Yavuz Alogan
İşçi hareketi ile sosyalist partilerin aynı toplumsal hedeflerde birleştiği kısa dönemlere tarihte çok az tanık olunmuştur. Bu süreçlerde bir ardıllık aramak gerekirse, önce işçi hareketinin yükseldiğini, kendisiyle birlikte bütün sosyalist partileri ve hareketleri yükselttiğini görürüz. Yükselen sınıf hareketi sosyalist grupları birleştirir; yürüyüş ve gösterilerde, grevlerde ve fabrika işgal komitelerinde solun bütün fraksiyonları yer alır.
Tam aksine işçi hareketinin yatıştığı, işçilerin sınıf olma duygusunu kaybettikleri dönemlerde, sosyalistlerin kurdukları örgütler giderek ayrışır, birbiriyle polemik ve münazara yapan fikir kulüplerine dönüşür. Durgunluk uzun yıllar sürerse, sosyalist gruplar kendi içlerinde yozlaşmaya, tuhaflaşmaya, sürekli bölünmeye, hatta psikiyatri kliniklerinde rastlanabilecek karakterler üretmeye başlarlar. Sosyalist partileri diğer bütün muhalif partilerden ayıran ve varoluşlarını belirleyen özellik, işçi hareketinin seviyesi ve sınıf bilincinin oluşma imkân ve ihtimalidir.
Harekât alanı
1882 yılında Friedrich Engels, Alman sosyalist hareketinin lideri Karl Kautsky’e bir mektup yazarak şu uyarıda bulunur: “Dövüşebilmek için önce bir arazi, ışık, hava ve harekât alanı olması gerekir. Aksi taktirde asla gevezelikten başka bir şey yapmamış olursunuz?” (akt. Lars T. Lih, Ayrıntı 2018, s. 107).
Engels bu sözlerle sosyalistlere, o dönemde Almanya’da yürürlükte olan Anti-Sosyalist Yasalar’ın kaldırılması, dernek kurma, toplanma ve basın özgürlüğünün sağlanması için mücadele etmelerini, böylece kendilerine bir “harekât alanı” açmalarını tavsiye etmektedir.
İnsanlara sosyalizmin ne kadar iyi bir şey olduğunu, ülkenin ancak sosyalizmle kurtulabileceğini sürekli anlatmak yetersizdir. Böyle bir varoluş biçimi var elbette, olabilir; ancak bunun sosyalizme, işçilere, ülkeye her zaman faydası olmaz.
“Tıklanma” sayısı
Ayrıca böyle şeyler yapmak çok kolaydır. Küçük bir sosyalist parti kurarak kızıl bayrağınızı yükseltebilir, mevcut cemaat ve tarikatlar arasında yer alarak dilediğiniz gibi âyin yapabilirsiniz.
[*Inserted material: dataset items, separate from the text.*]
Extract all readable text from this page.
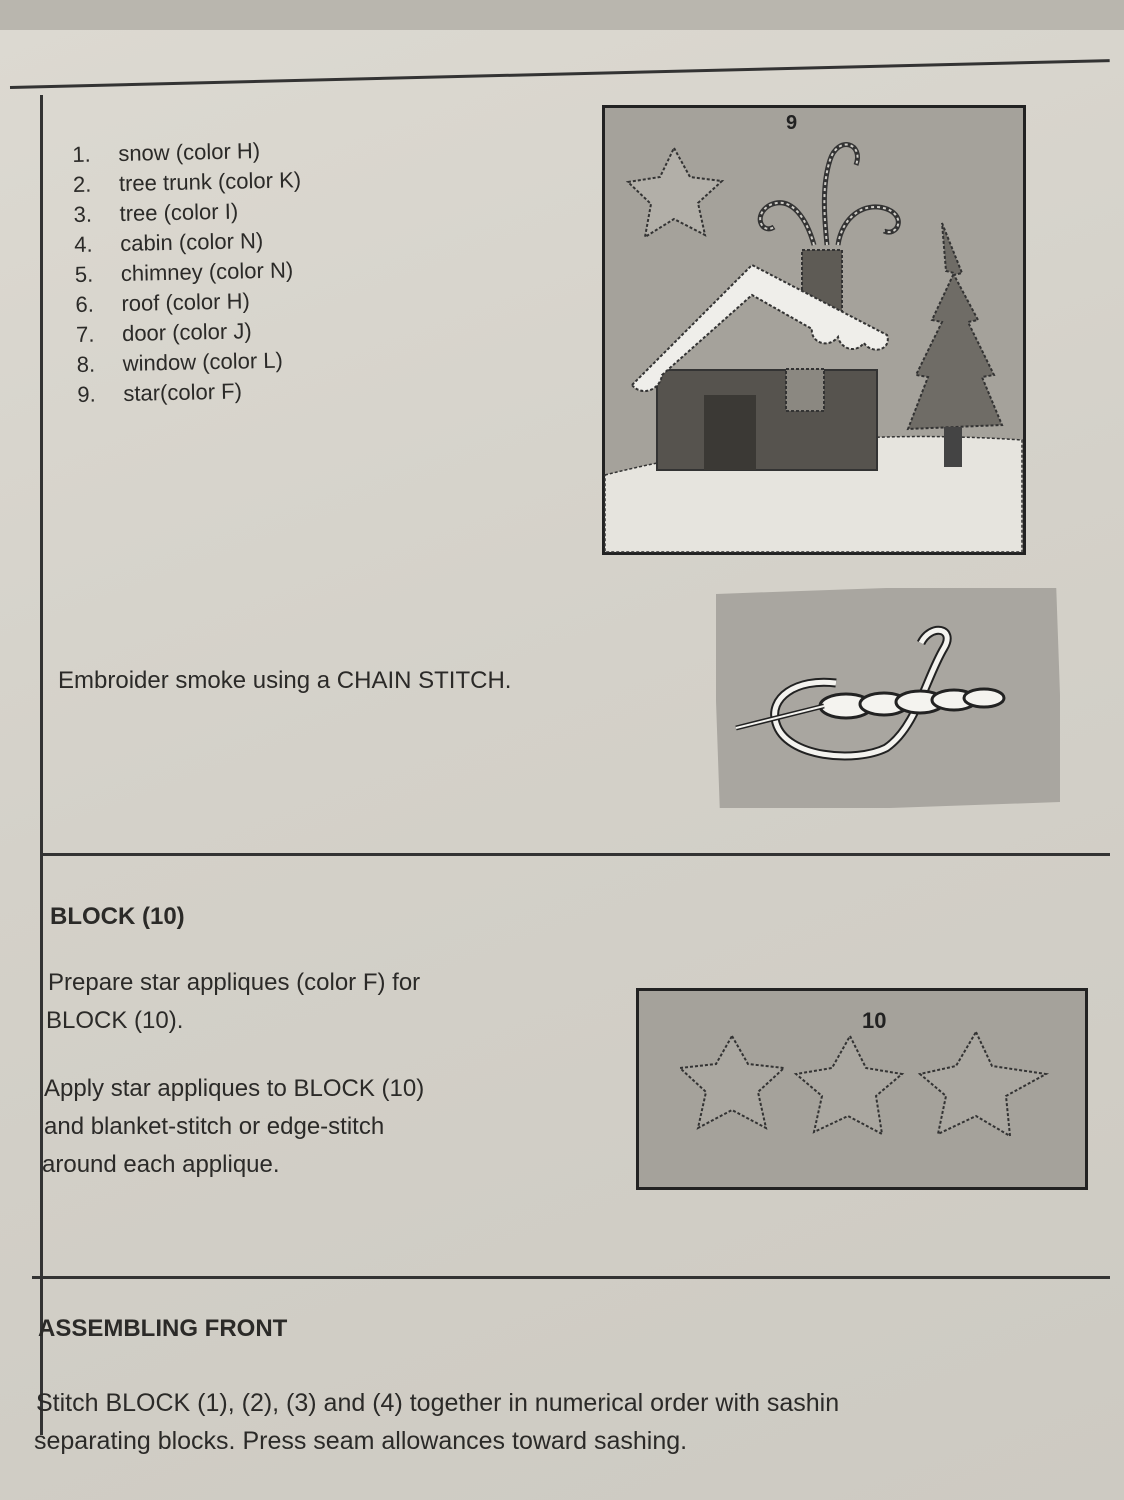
1.	snow (color H)
2.	tree trunk (color K)
3.	tree (color I)
4.	cabin (color N)
5.	chimney (color N)
6.	roof (color H)
7.	door (color J)
8.	window (color L)
9.	star(color F)
9
Embroider smoke using a CHAIN STITCH.
BLOCK (10)
Prepare star appliques (color F) for
BLOCK (10).
Apply star appliques to BLOCK (10)
and blanket-stitch or edge-stitch
around each applique.
10
ASSEMBLING FRONT
Stitch BLOCK (1), (2), (3) and (4) together in numerical order with sashin
separating blocks. Press seam allowances toward sashing.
Mevcut siyasî iktidar tam bir ideolojik hegemonya kurup, “Bre dinsizler, zındıklar!” diye üstünüze yürüyene kadar sosyalizmin ne kadar iyi bir şey olduğunu çevrenizdeki insanlara anlatabilir, sosyal medyada muhtelif paylaşımlarda bulunarak sosyalist fikirlerinizi savunabilir, gücünüzü “tıklanma” sayısıyla ölçebilirsiniz. Yakın tarihimizin gösterdiği gibi, size dokunan, sizi hapse atan da olmaz. NATO’ya ters düşen generalleri hapse atanlar sizin “sınıfsal” bildirilerinizi görmezden gelirler. Aydın Doğan medyasına katlanamayanlar sizin acayip sınıf mücadeleci dergilerinizin farkına bile varmazlar.
Ayrıca diktatörlüğe yönelen bütün siyasî iktidarların “demokrasi görüntüsü”nü kurtarmak için görmezden geldikleri egzotik siyasî akım ve hareketler vardır. Demek ki aşılması gereken bir ölçek ve kıymeti harbiye sorunu var. Bu sorunu sadece sosyalizm propagandası yaparak aşmanın maddî ve zihinsel koşulları yok.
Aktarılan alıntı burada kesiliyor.